Extrajo del interior, uno por uno, los pesados pedruscos, y cuando la embarcación afloró apenas achicó el agua con ayuda de un cubo.

Aún anegada, la empujó a tierra ayudándose con la llegada de la nueva marea, y una vez en seco concluyó de vaciarla. Algunas cuadernas y tablas se habían hinchado, desclavándose y haciendo que el agua penetrara por las junturas, pero pudo arreglárselas para alcanzar remando la ensenada y vararla en la arena.

Hizo venir entonces a sus cautivos que la voltearon, consiguiendo que el agua escurriese por completo, por lo que los envió mas tarde a buscar leña y matojos con que alimentar un gran fuego.

En el mayor de los calderos de que disponía amontonó algas rojas, peces, moluscos e incluso huesos y hojas de cactus, permitiendo que el extraño y pestilente mejunje hirviera durante horas, mientras se aplicaba a la tarea de clavar de nuevo las tablas y calafatear las junturas, utilizando para tal menester largas tiras del hermoso vestido gris perla de Niña Carmen .

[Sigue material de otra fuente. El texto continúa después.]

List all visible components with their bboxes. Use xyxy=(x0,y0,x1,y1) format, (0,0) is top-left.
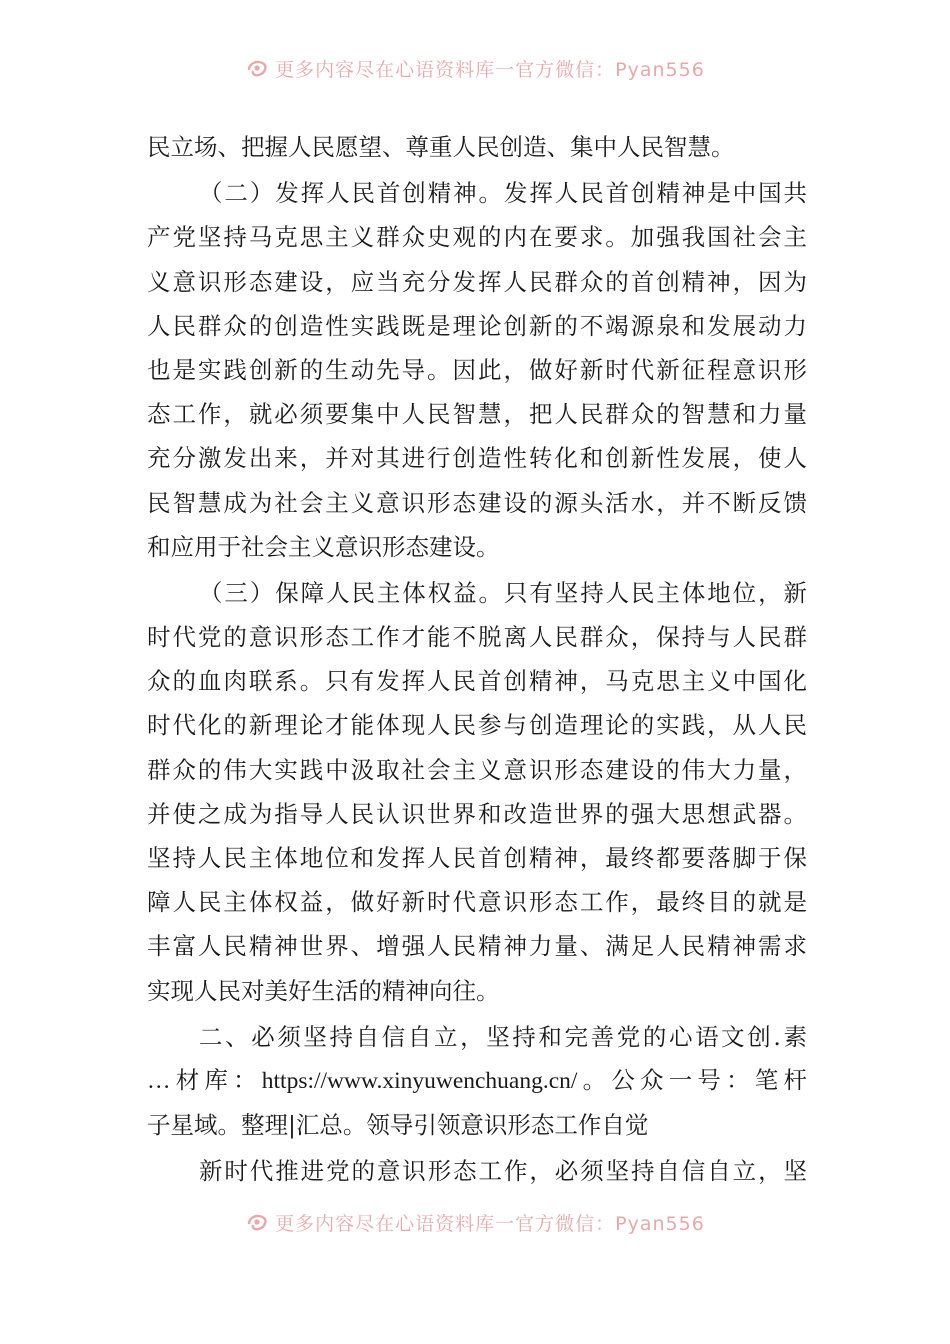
section-heading-line: 二、必须坚持自信自立，坚持和完善党的心语文创.素 xyxy=(199,1022,807,1051)
text-line: 义意识形态建设，应当充分发挥人民群众的首创精神，因为 xyxy=(147,267,807,296)
text-line: 障人民主体权益，做好新时代意识形态工作，最终目的就是 xyxy=(147,888,807,917)
watermark-text: 更多内容尽在心语资料库一官方微信：Pyan556 xyxy=(275,58,705,81)
text-line: 民立场、把握人民愿望、尊重人民创造、集中人民智慧。 xyxy=(147,133,735,161)
text-line: 丰富人民精神世界、增强人民精神力量、满足人民精神需求 xyxy=(147,932,807,961)
text-line: 实现人民对美好生活的精神向往。 xyxy=(147,976,500,1005)
footer-watermark xyxy=(0,1204,950,1240)
text-line: 民智慧成为社会主义意识形态建设的源头活水，并不断反馈 xyxy=(147,488,807,517)
text-line: （三）保障人民主体权益。只有坚持人民主体地位，新 xyxy=(199,578,807,607)
text-line: 子星域。整理|汇总。领导引领意识形态工作自觉 xyxy=(147,1111,649,1140)
text-line: 人民群众的创造性实践既是理论创新的不竭源泉和发展动力 xyxy=(147,311,807,340)
watermark-logo-icon xyxy=(245,1210,269,1234)
text-line-with-link: …材库：https://www.xinyuwenchuang.cn/。公众一号：笔杆 xyxy=(147,1067,807,1094)
text-line: 态工作，就必须要集中人民智慧，把人民群众的智慧和力量 xyxy=(147,400,807,429)
text-line: 坚持人民主体地位和发挥人民首创精神，最终都要落脚于保 xyxy=(147,844,807,872)
text-line: 并使之成为指导人民认识世界和改造世界的强大思想武器。 xyxy=(147,799,807,828)
text-line: 充分激发出来，并对其进行创造性转化和创新性发展，使人 xyxy=(147,444,807,473)
document-body xyxy=(147,125,807,1194)
header-watermark xyxy=(0,50,950,86)
text-line: 和应用于社会主义意识形态建设。 xyxy=(147,532,500,561)
text-line: 时代化的新理论才能体现人民参与创造理论的实践，从人民 xyxy=(147,711,807,740)
text-line: 群众的伟大实践中汲取社会主义意识形态建设的伟大力量， xyxy=(147,755,807,784)
text-line: 也是实践创新的生动先导。因此，做好新时代新征程意识形 xyxy=(147,355,807,384)
watermark-logo-icon xyxy=(245,56,269,80)
text-line: 产党坚持马克思主义群众史观的内在要求。加强我国社会主 xyxy=(147,223,807,252)
watermark-text: 更多内容尽在心语资料库一官方微信：Pyan556 xyxy=(275,1212,705,1235)
text-line: （二）发挥人民首创精神。发挥人民首创精神是中国共 xyxy=(199,179,807,208)
text-line: 众的血肉联系。只有发挥人民首创精神，马克思主义中国化 xyxy=(147,667,807,696)
text-line: 新时代推进党的意识形态工作，必须坚持自信自立，坚 xyxy=(199,1157,807,1186)
text-line: 时代党的意识形态工作才能不脱离人民群众，保持与人民群 xyxy=(147,623,807,652)
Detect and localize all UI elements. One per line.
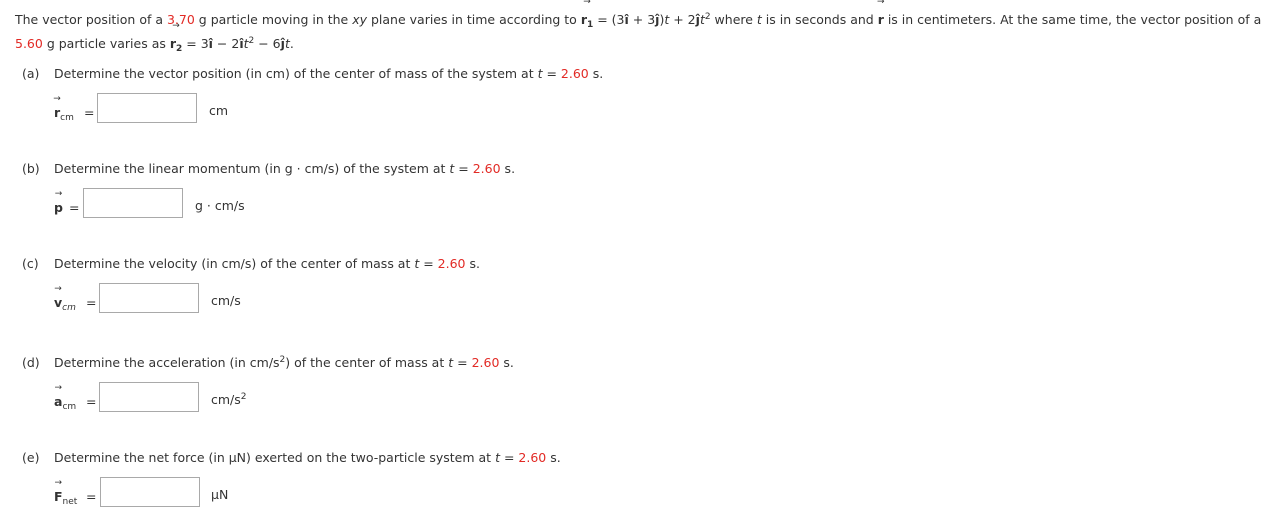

Ésta, que lo observaba trabajar ansiosamente, como atacado de una extraña fiebre, inquirió:

— ¿Qué ocurre…? ¿Para qué quieres esa barca…?

— Para irnos… — replicó sin mirarla.

— ¿Adónde…?

— Al Continente.

— ¿Al Continente…? — replicó ella, balbuceando asombrada, y cuando pareció recuperar su capacidad de raciocinio, inquirió despectiva —. ¿Acaso tienes una idea de a qué distancia se encuentra el Continente…?

— A setecientas millas.

— ¿Y piensas recorrer setecientas millas en eso…?

— No tengo otro medio…

— Pero en esa zona las corrientes son siempre contrarias. Y nunca hay viento…

— Lo sé.. Es la región de las grandes calmas.. Pero de poco iba a servirme el viento, pues no tengo vela.

— ¿Cómo piensas llegar entonces…?

— Remando.

Anonadada, Niña Carmen se dejó caer sobre una piedra tomando asiento como si le resultase imposible mantenerse en pie tras escuchar lo que le acababan de decir. Su asombro iba en aumento aunque creía haber agotado ya, tiempo atrás, toda su ingente capacidad de asombrarse. Al fin musitó, más para ella misma que para Oberlus.

— Remando durante setecientas millas en una barca de ocho metros y contra la corriente… ¡Tú estás loco…!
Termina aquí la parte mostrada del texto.